While consumers across the life-span could be compared on traditional research variables, most of the changes adults experience are subtle. This infers the necessity of the development of aging-appropriate measures to compare different age consumers. Examples of these measures are: how one views his role in life; how one views his priorities; or how a person views his strengths, weaknesses, and abilities. These types of measures would have to more delicately assess consumers and would be more attuned to the aging process. For example, while some abilities of adults deteriorate as they age (e.g., speed of processing information) frequently adults develop other capacities to compensate (e.g., "reading between the lines"). Carefully developed research measures would be necessary to assess these kinds of changes.

Stages of Adult Development in Segmentation

Age levels have long been used for segmentation purposes. However, adults of the same age may be at different stages of adult development. Therefore, stages of adult development has the potential to be used as a basis of segmentation. Consumers at the same stage will tend to view their life situation in a similar way which could lead to similar priorities, activities, and possibly, consumer behavior. For example, some men in passing through the "mid-life crises" want to relive their youth and be reassured that they are still masculine and vital. This is a homogeneous segment of male consumers who could be the target of certain clothing, physical fitness, and grooming products.
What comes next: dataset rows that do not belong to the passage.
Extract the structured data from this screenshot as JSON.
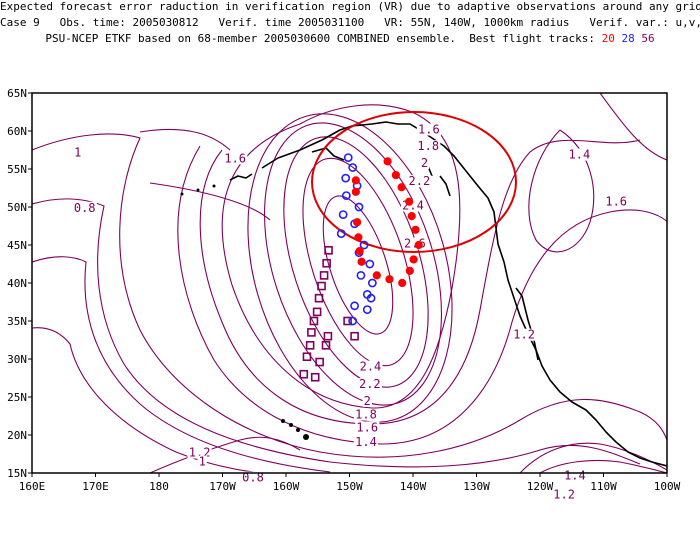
{
  "header": {
    "line1": "Expected forecast error raduction in verification region (VR) due to adaptive observations around any grid point.",
    "line2": "Case 9   Obs. time: 2005030812   Verif. time 2005031100   VR: 55N, 140W, 1000km radius   Verif. var.: u,v,T",
    "line3_prefix": "PSU-NCEP ETKF based on 68-member 2005030600 COMBINED ensemble.  Best flight tracks: ",
    "track_20": "20",
    "track_28": "28",
    "track_56": "56"
  },
  "map": {
    "lon_range": [
      160,
      260
    ],
    "lat_range": [
      15,
      65
    ],
    "lon_ticks": [
      {
        "lon": 160,
        "label": "160E"
      },
      {
        "lon": 170,
        "label": "170E"
      },
      {
        "lon": 180,
        "label": "180"
      },
      {
        "lon": 190,
        "label": "170W"
      },
      {
        "lon": 200,
        "label": "160W"
      },
      {
        "lon": 210,
        "label": "150W"
      },
      {
        "lon": 220,
        "label": "140W"
      },
      {
        "lon": 230,
        "label": "130W"
      },
      {
        "lon": 240,
        "label": "120W"
      },
      {
        "lon": 250,
        "label": "110W"
      },
      {
        "lon": 260,
        "label": "100W"
      }
    ],
    "lat_ticks": [
      {
        "lat": 15,
        "label": "15N"
      },
      {
        "lat": 20,
        "label": "20N"
      },
      {
        "lat": 25,
        "label": "25N"
      },
      {
        "lat": 30,
        "label": "30N"
      },
      {
        "lat": 35,
        "label": "35N"
      },
      {
        "lat": 40,
        "label": "40N"
      },
      {
        "lat": 45,
        "label": "45N"
      },
      {
        "lat": 50,
        "label": "50N"
      },
      {
        "lat": 55,
        "label": "55N"
      },
      {
        "lat": 60,
        "label": "60N"
      },
      {
        "lat": 65,
        "label": "65N"
      }
    ],
    "colors": {
      "contour": "#800060",
      "track_20": "#ff0000",
      "track_28": "#2020ff",
      "track_56": "#800060",
      "vr": "#dd0000"
    },
    "verification_region": {
      "center_lon": 220,
      "center_lat": 55,
      "radius_km": 1000
    },
    "contour_labels": [
      {
        "text": "1.6",
        "lon": 222.5,
        "lat": 59.8
      },
      {
        "text": "1.8",
        "lon": 222.4,
        "lat": 57.6
      },
      {
        "text": "2",
        "lon": 221.8,
        "lat": 55.4
      },
      {
        "text": "2.2",
        "lon": 221,
        "lat": 53.0
      },
      {
        "text": "2.4",
        "lon": 220,
        "lat": 49.8
      },
      {
        "text": "2.6",
        "lon": 220.3,
        "lat": 44.8
      },
      {
        "text": "1.6",
        "lon": 192,
        "lat": 56.0
      },
      {
        "text": "1",
        "lon": 167.2,
        "lat": 56.8
      },
      {
        "text": "0.8",
        "lon": 168.3,
        "lat": 49.5
      },
      {
        "text": "1.4",
        "lon": 246.2,
        "lat": 56.5
      },
      {
        "text": "1.6",
        "lon": 252,
        "lat": 50.3
      },
      {
        "text": "1.2",
        "lon": 237.5,
        "lat": 32.8
      },
      {
        "text": "2.4",
        "lon": 213.3,
        "lat": 28.6
      },
      {
        "text": "2.2",
        "lon": 213.2,
        "lat": 26.3
      },
      {
        "text": "2",
        "lon": 212.8,
        "lat": 24.1
      },
      {
        "text": "1.8",
        "lon": 212.6,
        "lat": 22.3
      },
      {
        "text": "1.6",
        "lon": 212.8,
        "lat": 20.6
      },
      {
        "text": "1.4",
        "lon": 212.6,
        "lat": 18.7
      },
      {
        "text": "1.2",
        "lon": 186.4,
        "lat": 17.3
      },
      {
        "text": "1",
        "lon": 186.8,
        "lat": 16.1
      },
      {
        "text": "0.8",
        "lon": 194.8,
        "lat": 14.0
      },
      {
        "text": "1.4",
        "lon": 245.5,
        "lat": 14.3
      },
      {
        "text": "1.2",
        "lon": 243.8,
        "lat": 11.8
      }
    ],
    "track_20": [
      {
        "lon": 216.0,
        "lat": 56.0
      },
      {
        "lon": 217.3,
        "lat": 54.2
      },
      {
        "lon": 218.2,
        "lat": 52.6
      },
      {
        "lon": 219.4,
        "lat": 50.7
      },
      {
        "lon": 219.8,
        "lat": 48.8
      },
      {
        "lon": 220.4,
        "lat": 47.0
      },
      {
        "lon": 220.9,
        "lat": 45.0
      },
      {
        "lon": 220.1,
        "lat": 43.1
      },
      {
        "lon": 219.5,
        "lat": 41.6
      },
      {
        "lon": 218.3,
        "lat": 40.0
      },
      {
        "lon": 216.3,
        "lat": 40.5
      },
      {
        "lon": 214.3,
        "lat": 41.0
      },
      {
        "lon": 211.0,
        "lat": 53.5
      },
      {
        "lon": 211.0,
        "lat": 52.0
      },
      {
        "lon": 211.2,
        "lat": 48.0
      },
      {
        "lon": 211.4,
        "lat": 46.0
      },
      {
        "lon": 211.6,
        "lat": 44.2
      },
      {
        "lon": 211.9,
        "lat": 42.8
      }
    ],
    "track_28": [
      {
        "lon": 209.8,
        "lat": 56.5
      },
      {
        "lon": 210.5,
        "lat": 55.2
      },
      {
        "lon": 209.4,
        "lat": 53.8
      },
      {
        "lon": 211.2,
        "lat": 52.8
      },
      {
        "lon": 209.5,
        "lat": 51.5
      },
      {
        "lon": 211.5,
        "lat": 50.0
      },
      {
        "lon": 209.0,
        "lat": 49.0
      },
      {
        "lon": 210.8,
        "lat": 47.8
      },
      {
        "lon": 208.7,
        "lat": 46.5
      },
      {
        "lon": 212.3,
        "lat": 45.0
      },
      {
        "lon": 211.5,
        "lat": 44.0
      },
      {
        "lon": 213.2,
        "lat": 42.5
      },
      {
        "lon": 211.8,
        "lat": 41.0
      },
      {
        "lon": 213.6,
        "lat": 40.0
      },
      {
        "lon": 212.8,
        "lat": 38.5
      },
      {
        "lon": 210.8,
        "lat": 37.0
      },
      {
        "lon": 212.8,
        "lat": 36.5
      },
      {
        "lon": 210.5,
        "lat": 35.0
      },
      {
        "lon": 213.4,
        "lat": 38.0
      }
    ],
    "track_56": [
      {
        "lon": 206.7,
        "lat": 44.3
      },
      {
        "lon": 206.4,
        "lat": 42.6
      },
      {
        "lon": 206.0,
        "lat": 41.0
      },
      {
        "lon": 205.6,
        "lat": 39.6
      },
      {
        "lon": 205.2,
        "lat": 38.0
      },
      {
        "lon": 204.9,
        "lat": 36.2
      },
      {
        "lon": 204.4,
        "lat": 35.0
      },
      {
        "lon": 204.0,
        "lat": 33.5
      },
      {
        "lon": 206.6,
        "lat": 33.0
      },
      {
        "lon": 203.8,
        "lat": 31.8
      },
      {
        "lon": 206.3,
        "lat": 31.8
      },
      {
        "lon": 203.3,
        "lat": 30.3
      },
      {
        "lon": 205.3,
        "lat": 29.6
      },
      {
        "lon": 202.8,
        "lat": 28.0
      },
      {
        "lon": 204.6,
        "lat": 27.6
      },
      {
        "lon": 209.7,
        "lat": 35.0
      },
      {
        "lon": 210.8,
        "lat": 33.0
      }
    ]
  }
}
Marketing Strategies and the Life-Span

As consumers change as they age, the ways firms market to them may also have to change. Priorities, evaluative criteria, and product usage need not be expected to be constant over the life-span. Advertising appeals and spokespersons for products cannot be expected to have the same effectiveness over the life-span. As Kaylan Pickford, a 53 year old model notes, "Women are bored to death with being forced to look at only one image in advertising. Advertisers would get a very good response if they would put sensuality into midlife models..." (Burstein 1983, p. M10). An obvious benefit of better understanding the aging process will be the ability to market to different age levels with more sensitivity and intelligence.
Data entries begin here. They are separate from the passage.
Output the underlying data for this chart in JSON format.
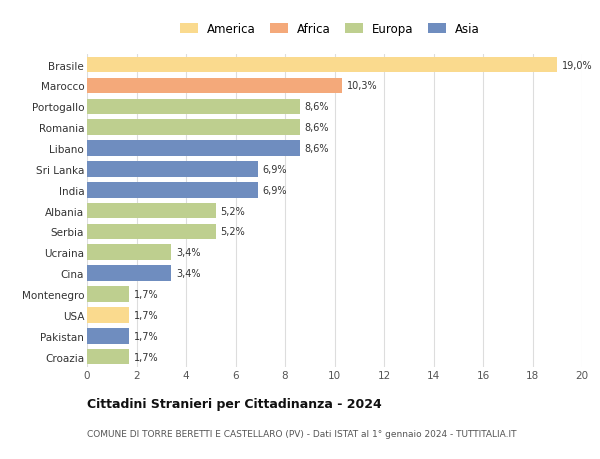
{
  "countries": [
    "Brasile",
    "Marocco",
    "Portogallo",
    "Romania",
    "Libano",
    "Sri Lanka",
    "India",
    "Albania",
    "Serbia",
    "Ucraina",
    "Cina",
    "Montenegro",
    "USA",
    "Pakistan",
    "Croazia"
  ],
  "values": [
    19.0,
    10.3,
    8.6,
    8.6,
    8.6,
    6.9,
    6.9,
    5.2,
    5.2,
    3.4,
    3.4,
    1.7,
    1.7,
    1.7,
    1.7
  ],
  "labels": [
    "19,0%",
    "10,3%",
    "8,6%",
    "8,6%",
    "8,6%",
    "6,9%",
    "6,9%",
    "5,2%",
    "5,2%",
    "3,4%",
    "3,4%",
    "1,7%",
    "1,7%",
    "1,7%",
    "1,7%"
  ],
  "colors": [
    "#FADA8E",
    "#F4A97A",
    "#BECF8F",
    "#BECF8F",
    "#6F8DBF",
    "#6F8DBF",
    "#6F8DBF",
    "#BECF8F",
    "#BECF8F",
    "#BECF8F",
    "#6F8DBF",
    "#BECF8F",
    "#FADA8E",
    "#6F8DBF",
    "#BECF8F"
  ],
  "legend_colors": {
    "America": "#FADA8E",
    "Africa": "#F4A97A",
    "Europa": "#BECF8F",
    "Asia": "#6F8DBF"
  },
  "title": "Cittadini Stranieri per Cittadinanza - 2024",
  "subtitle": "COMUNE DI TORRE BERETTI E CASTELLARO (PV) - Dati ISTAT al 1° gennaio 2024 - TUTTITALIA.IT",
  "xlim": [
    0,
    20
  ],
  "xticks": [
    0,
    2,
    4,
    6,
    8,
    10,
    12,
    14,
    16,
    18,
    20
  ],
  "background_color": "#FFFFFF",
  "grid_color": "#DDDDDD",
  "bar_height": 0.75
}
Need For Longitudinal Research

There is a definite need for longitudinal studies to consumer research over the life-span. Longitudinal analysis has the ability to give insight into the relationship between the aging process and consumer behavior. This technique uses longitudinal data to separate the effect of aging from the historical effects under which each age level was socialized (the cohort effect). That is, if 30 year olds eat more candy bars than 40 year olds, the difference may be caused by the age difference (40 year olds don't like sweets as much as they get older) or because 30 year olds grew up with sugar products being more commonplace (and they will continue to like candy bars when they are 40 year olds).

Only longitudinal research can offer the time dimension to better understand the data and be able to put it in context. For example, sociologists studying the 45-65 year old on a longitudinal basis found that "today's middle-age person is an entirely different critter physically, economically, and psychologically from previous generations" (Yovovich 1983, p. M10). Consumer research in the life-span obviously cannot advance by relying on cross-sectional studies.
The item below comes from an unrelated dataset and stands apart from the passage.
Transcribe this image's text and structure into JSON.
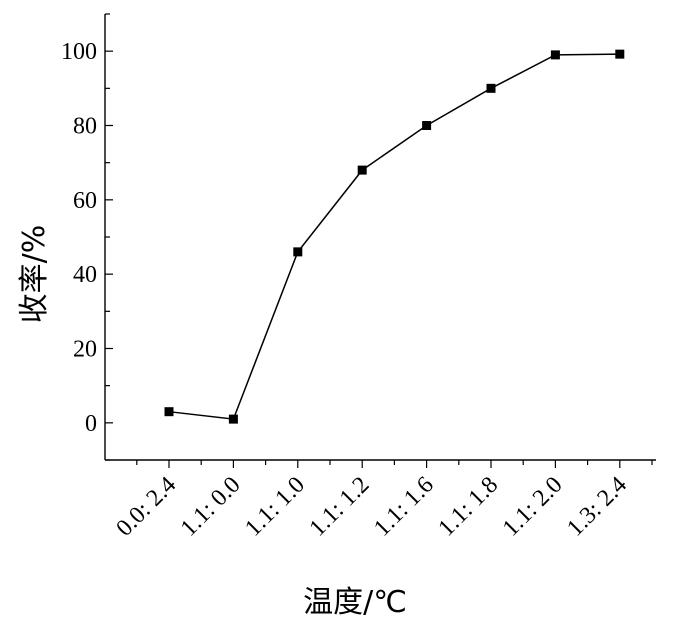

Potential for Theory Development

Life-span theory is in its early stages of development. Life-span theory and other life-span research has not been systematically applied to the study of consumers. While this presents problems for researchers, it also presents an opportunity for involvement in the development and testing of life-span theory both in and outside the context of consumer behavior.

CONCLUSIONS

Limited consumer research has been conducted to systematically examine the effect of aging on adult consumer behavior. The study of the adult developmental process finds that aging adults adapt to the changes occurring within them and changes experienced in their environment. Life-span theory and research has the potential to suggest fresh insights and perspectives into the buying behavior of adult consumers. Research employing a life-span perspective can offer a significant contribution in studying an increasingly important segment of our society.